Ebola is not a mystery disease, and it is not always untreatable. To stop it will require an intense effort to trace all those who have come into contact with infected people. To stop the spread of infectious disease, you have to find all the people who have had close contact with infected individuals and track them—for three weeks, in the case of Ebola. If they get sick, they will needed to be quarantined.

Tracing contacts, though, requires names, phone numbers, addresses, and a trained cadre of public-health officials. Without additional resources, that is too much to ask of the countries now affected by Ebola. There is an even greater obstacle—the genuine and understandable fear of stigma and oppression.

This is not a problem faced only by the world’s poorest nations. In 1988, I sat in an auditorium in Stockholm as Stephen Joseph, who was then the New York City Health Commissioner, addressed the Fifth International Conference on AIDS. It was an explosive period in the history of the epidemic, and Joseph argued, essentially, that there was no more time to dawdle.

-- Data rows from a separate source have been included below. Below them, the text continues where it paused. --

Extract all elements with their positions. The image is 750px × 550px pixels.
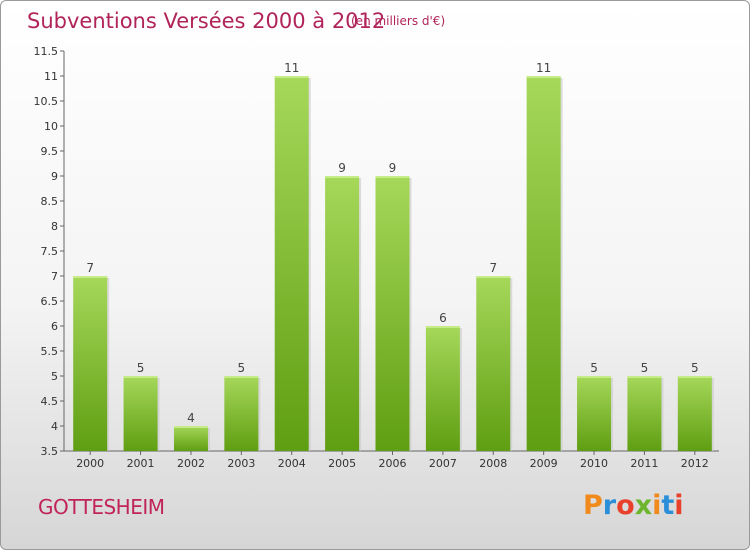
- y-tick-label: 4.5: [41, 395, 59, 408]
- x-tick-label: 2011: [630, 457, 658, 470]
- value-label: 4: [187, 411, 195, 425]
- value-label: 5: [590, 361, 598, 375]
- y-tick-label: 5: [51, 370, 58, 383]
- value-label: 5: [238, 361, 246, 375]
- bar-top-highlight: [627, 376, 662, 378]
- x-tick-label: 2001: [127, 457, 155, 470]
- bar-top-highlight: [677, 376, 712, 378]
- bar-2008: [476, 276, 511, 451]
- bar-2005: [325, 176, 360, 451]
- y-tick-label: 5.5: [41, 345, 59, 358]
- x-tick-label: 2004: [278, 457, 306, 470]
- value-label: 7: [489, 261, 497, 275]
- value-label: 9: [338, 161, 346, 175]
- bar-top-highlight: [375, 176, 410, 178]
- proxiti-logo: Proxiti: [583, 490, 684, 521]
- y-tick-label: 10.5: [34, 95, 59, 108]
- x-tick-label: 2003: [227, 457, 255, 470]
- y-tick-label: 10: [44, 120, 58, 133]
- bar-top-highlight: [425, 326, 460, 328]
- x-tick-label: 2012: [681, 457, 709, 470]
- value-label: 6: [439, 311, 447, 325]
- value-label: 11: [284, 61, 299, 75]
- y-tick-label: 6.5: [41, 295, 59, 308]
- value-label: 11: [536, 61, 551, 75]
- bar-2011: [627, 376, 662, 451]
- y-tick-label: 8: [51, 220, 58, 233]
- x-tick-label: 2009: [530, 457, 558, 470]
- value-label: 5: [641, 361, 649, 375]
- x-tick-label: 2005: [328, 457, 356, 470]
- chart-title: Subventions Versées 2000 à 2012: [27, 9, 386, 33]
- bar-2007: [425, 326, 460, 451]
- bar-2006: [375, 176, 410, 451]
- bar-top-highlight: [73, 276, 108, 278]
- bar-2001: [123, 376, 158, 451]
- y-tick-label: 8.5: [41, 195, 59, 208]
- y-tick-label: 11: [44, 70, 58, 83]
- y-tick-label: 3.5: [41, 445, 59, 458]
- x-tick-label: 2010: [580, 457, 608, 470]
- y-tick-label: 6: [51, 320, 58, 333]
- y-tick-label: 4: [51, 420, 58, 433]
- value-label: 7: [86, 261, 94, 275]
- bar-top-highlight: [224, 376, 259, 378]
- bar-top-highlight: [577, 376, 612, 378]
- chart-subtitle: (en milliers d'€): [351, 14, 446, 28]
- bar-2000: [73, 276, 108, 451]
- bar-2012: [677, 376, 712, 451]
- value-label: 9: [389, 161, 397, 175]
- value-label: 5: [691, 361, 699, 375]
- bar-top-highlight: [123, 376, 158, 378]
- bar-top-highlight: [274, 76, 309, 78]
- y-tick-label: 11.5: [34, 45, 59, 58]
- commune-name: GOTTESHEIM: [38, 495, 165, 519]
- y-tick-label: 7.5: [41, 245, 59, 258]
- bar-2003: [224, 376, 259, 451]
- bar-2009: [526, 76, 561, 451]
- x-tick-label: 2008: [479, 457, 507, 470]
- bar-top-highlight: [526, 76, 561, 78]
- x-tick-label: 2000: [76, 457, 104, 470]
- y-tick-label: 9.5: [41, 145, 59, 158]
- bar-2002: [173, 426, 208, 451]
- x-tick-label: 2002: [177, 457, 205, 470]
- bar-2004: [274, 76, 309, 451]
- y-tick-label: 9: [51, 170, 58, 183]
- y-tick-label: 7: [51, 270, 58, 283]
- x-tick-label: 2007: [429, 457, 457, 470]
- value-label: 5: [137, 361, 145, 375]
- x-tick-label: 2006: [379, 457, 407, 470]
- bar-top-highlight: [476, 276, 511, 278]
- bar-top-highlight: [325, 176, 360, 178]
- bar-top-highlight: [173, 426, 208, 428]
- bar-2010: [577, 376, 612, 451]
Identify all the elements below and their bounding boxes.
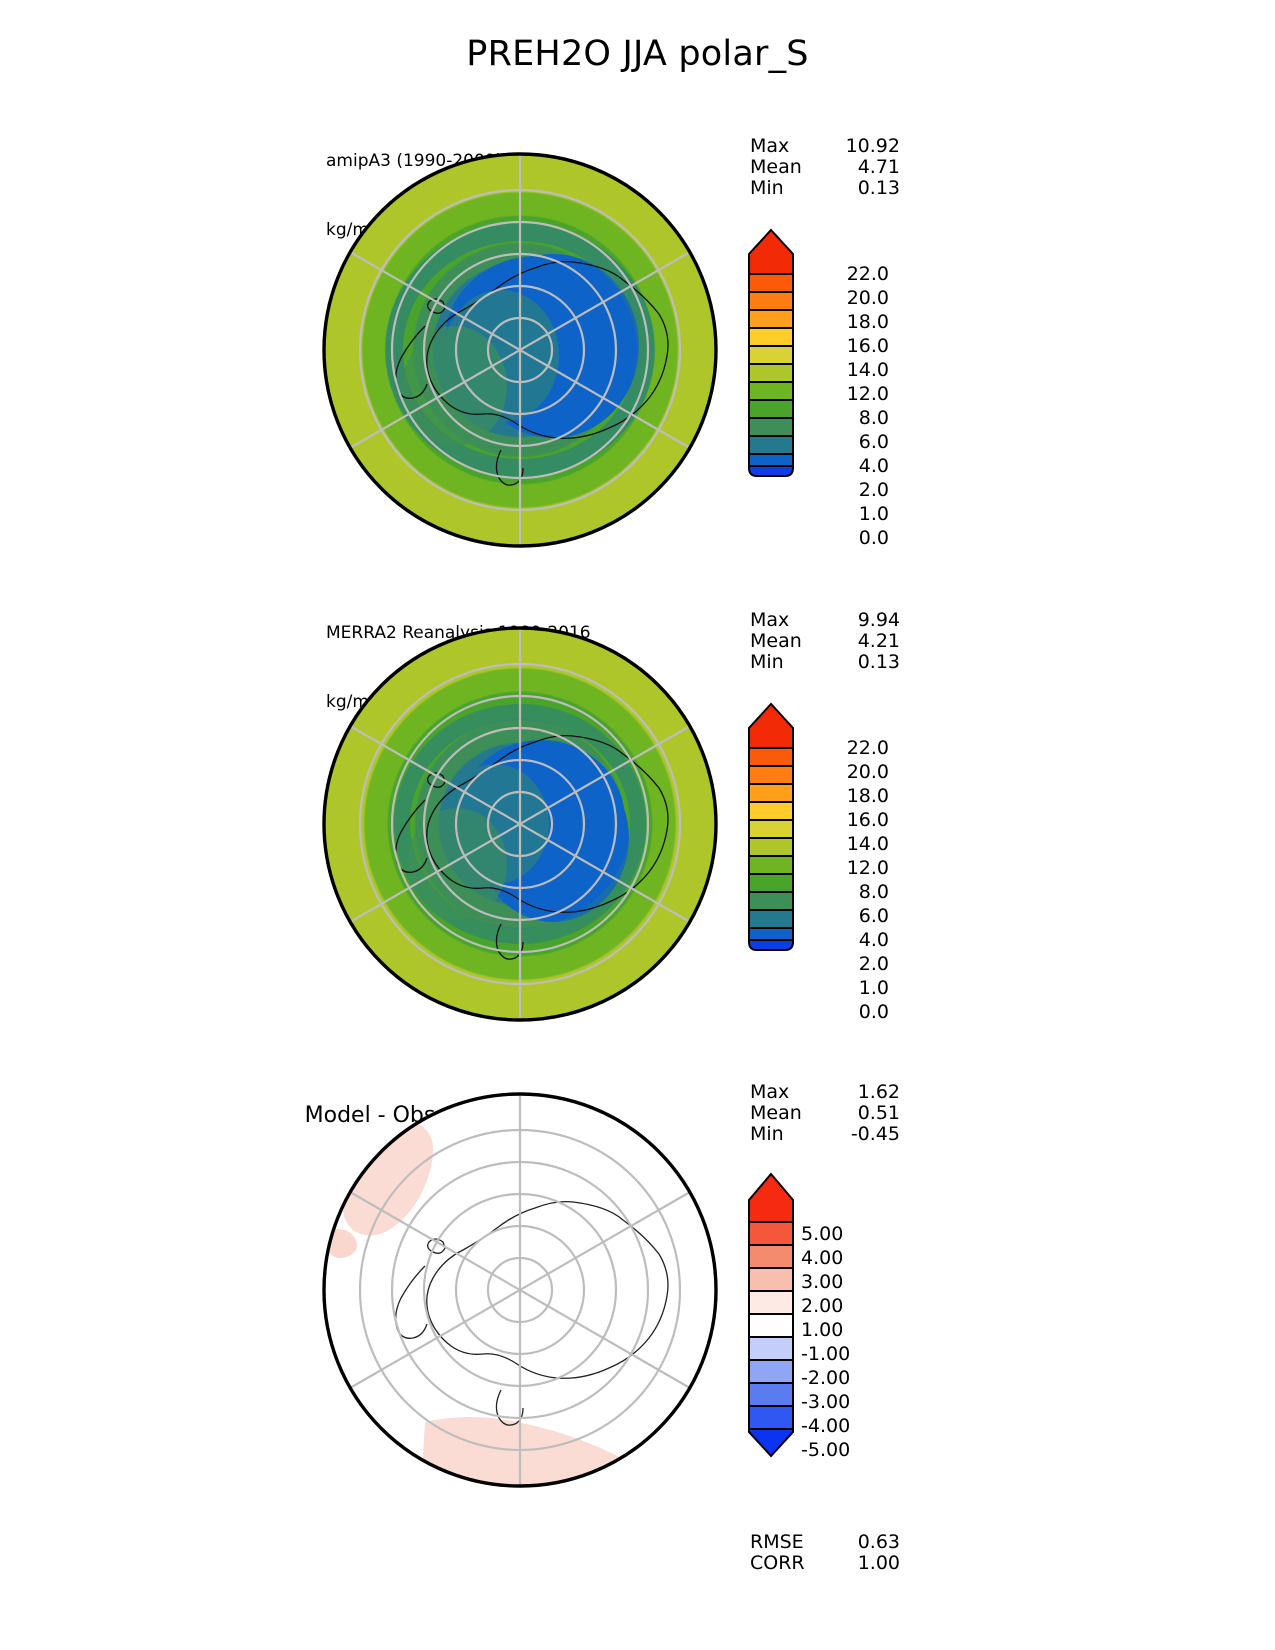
- colorbar-tick-labels: 22.0 20.0 18.0 16.0 14.0 12.0 8.0 6.0 4.…: [797, 262, 889, 550]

He said that public-health officials needed to intervene early, and that meant they ought to develop a system for tracing the contacts of those who had become infected with H.I.V. Medically, the suggestion made sense. In a society in which homophobia was rarely concealed, and where discrimination and fear fed each other constantly, the suggestion caused an uproar, and, at least for a while, it was shelved.

There is nothing wrong with acknowledging that we act in the interest of other humans while at the same time protecting the interests of the United States. Perhaps it doesn’t matter why we care, as long as we do. But it is also worth remembering that every expert agrees that Ebola poses little danger to America. If we had sent that money at any other time, and put it to work improving the health-care systems in West Africa, it would no doubt have prevented the worst effects of this epidemic and saved many lives. It would have blunted the impact of other plagues, too—including fear, the most infectious of all.

* An earlier version of this article incorrectly identified the capital of Liberia as Freetown.